Cirebon, Octopus – Dalam langkah-langkah sunyi penuh makna, para Biksu Thudong mengukir sejarah baru melalui perjalanan spiritual melintasi Indonesia. Istilah “Thudong” berasal dari bahasa Pali di Thailand yang berarti perjalanan kaki, merupakan praktik suci dalam tradisi Theravada. Ajaran ini menekankan pada pengamalan ajaran Buddha yang murni, tanpa mencampurkan dengan kepercayaan lainnya.
Inisiatif mulia ini pertama kali dicetuskan pada Desember 2019 oleh Bhante Wawan, seorang biksu asal Cirebon, bersama Prabu Diaz, Panglima Tinggi Laskar Agung Macan Ali Nuswantara. Thudong bertujuan menapaki Indonesia, sebuah negeri yang sebelumnya belum pernah tercatat dalam sejarah perjalanan Thudong dunia, berbeda dengan negara-negara lain seperti India, Nepal, dan Sri Lanka.
Namun, perjalanan ini sempat tertunda akibat pandemi Covid-19. Setelah berbagai persiapan, pada 23 Maret 2023, perjalanan suci ini resmi dimulai. Para Biksu Thudong melangkahkan kaki dari Nakhon Si Thammarat, Thailand Selatan, melewati Malaysia dan Singapura, hingga akhirnya tiba di pelataran agung Candi Borobudur pada 30 Mei 2023.
Menariknya, Prabu Diaz, seorang Muslim, tidak hanya berperan sebagai pengawal, tetapi juga sebagai pelindung dan sahabat bagi para biksu dalam perjalanan spiritual tersebut. Dia meluangkan waktu untuk memahami adab dan kehidupan para biksu dengan menempuh studi selama 28 hari di Thailand sebelum memulai perjalanan. Ini adalah simbol nyata dari persaudaraan lintas agama di era modern.
Perjalanan ini tidak hanya mencerminkan ketekunan dan dedikasi para biksu, tetapi juga menunjukkan pentingnya toleransi dan persahabatan antaretnis dan antaragama. Dalam konteks Indonesia yang kaya akan keberagaman, perjalanan Thudong menjadi pelajaran bagi banyak orang tentang arti persaudaraan sejati.
Salah satu tahapan perjalanan yang penuh makna adalah kedatangan para biksu di berbagai lokasi sepanjang rute mereka. Di setiap tempat, mereka disambut dengan antusiasme oleh masyarakat dan relawan lintas iman. Warga lokal membuat acara sambutan dengan berbagai kegiatan, seperti doa bersama dan pertunjukan seni budaya daerah. Kegiatan tersebut menunjukkan bahwa meskipun berasal dari tradisi yang berbeda, semua orang dapat bersatu dalam semangat kebersamaan dan saling menghormati.

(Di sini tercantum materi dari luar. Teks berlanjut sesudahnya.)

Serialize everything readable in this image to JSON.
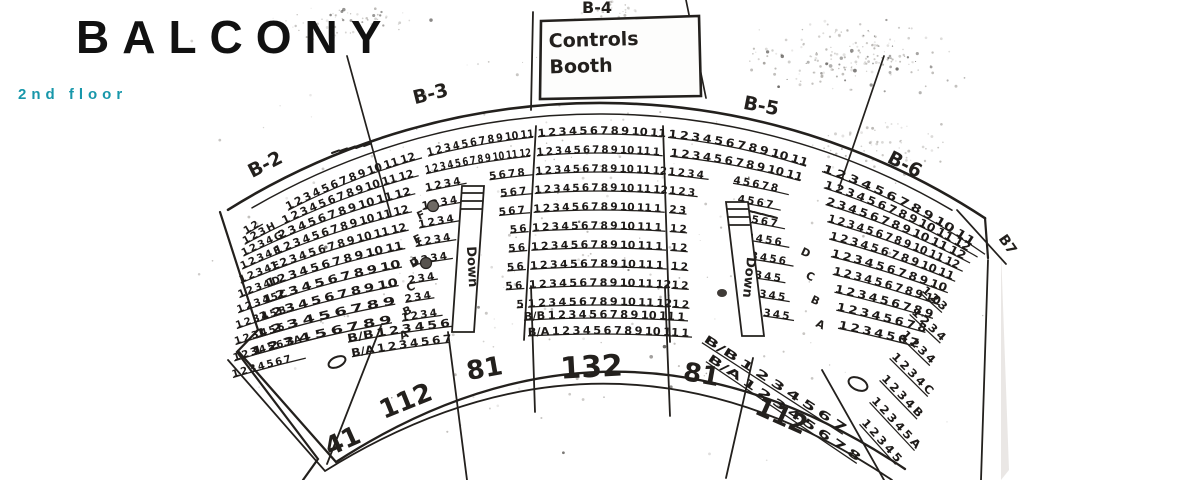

Tidak hanya itu, kunjungan para biksu juga difasilitasi dengan diskusi terbuka dengan tokoh masyarakat dan pemuka agama setempat. Melalui dialog-dialog ini, para peserta dapat saling berbagi pandangan dan pengalaman, menjadikan perjalanan ini sebagai ajang pertukaran budaya dan pengetahuan yang sangat berharga.
Sejak awal mula perjalanan, para biksu telah menjalani berbagai tantangan, mulai dari cuaca, medan yang berat, hingga perbedaan budaya. Namun, semua rintangan tersebut tak mengurangi semangat dan tujuan mulia mereka. Mereka terus melangkah maju, dipandu oleh keyakinan dan tekad untuk menyebarluaskan ajaran Buddha serta memperkuat ikatan antarumat beragama di Indonesia.
Terdapat keindahan tersendiri saat para biksu Thudong tiba di Candi Borobudur, situs warisan dunia yang juga menjadi simbol perdamaian dan spiritualitas. Di sana, mereka melakukan ritual sesuai dengan tradisi mereka, merayakan pencapaian perjalanan spiritual yang telah mereka lakukan. Candi Borobudur, dengan arsitekturnya yang megah, menjadi latar belakang yang sempurna untuk mengeksplorasi tema kedamaian dan toleransi.
Melihat perjalanan ini, kita diingatkan bahwa persaudaraan antarumat beragama bukanlah sekadar etika, tetapi merupakan kebutuhan yang mendasar untuk hidup berdampingan di tengah keberagaman. Inisiatif seperti Thudong bisa menjadi jembatan untuk membangun kesadaran kolektif mengenai pentingnya menghargai satu sama lain, sehingga Indonesia dapat terus melangkah ke depan sebagai negera yang harmonis dan penuh cinta kasih.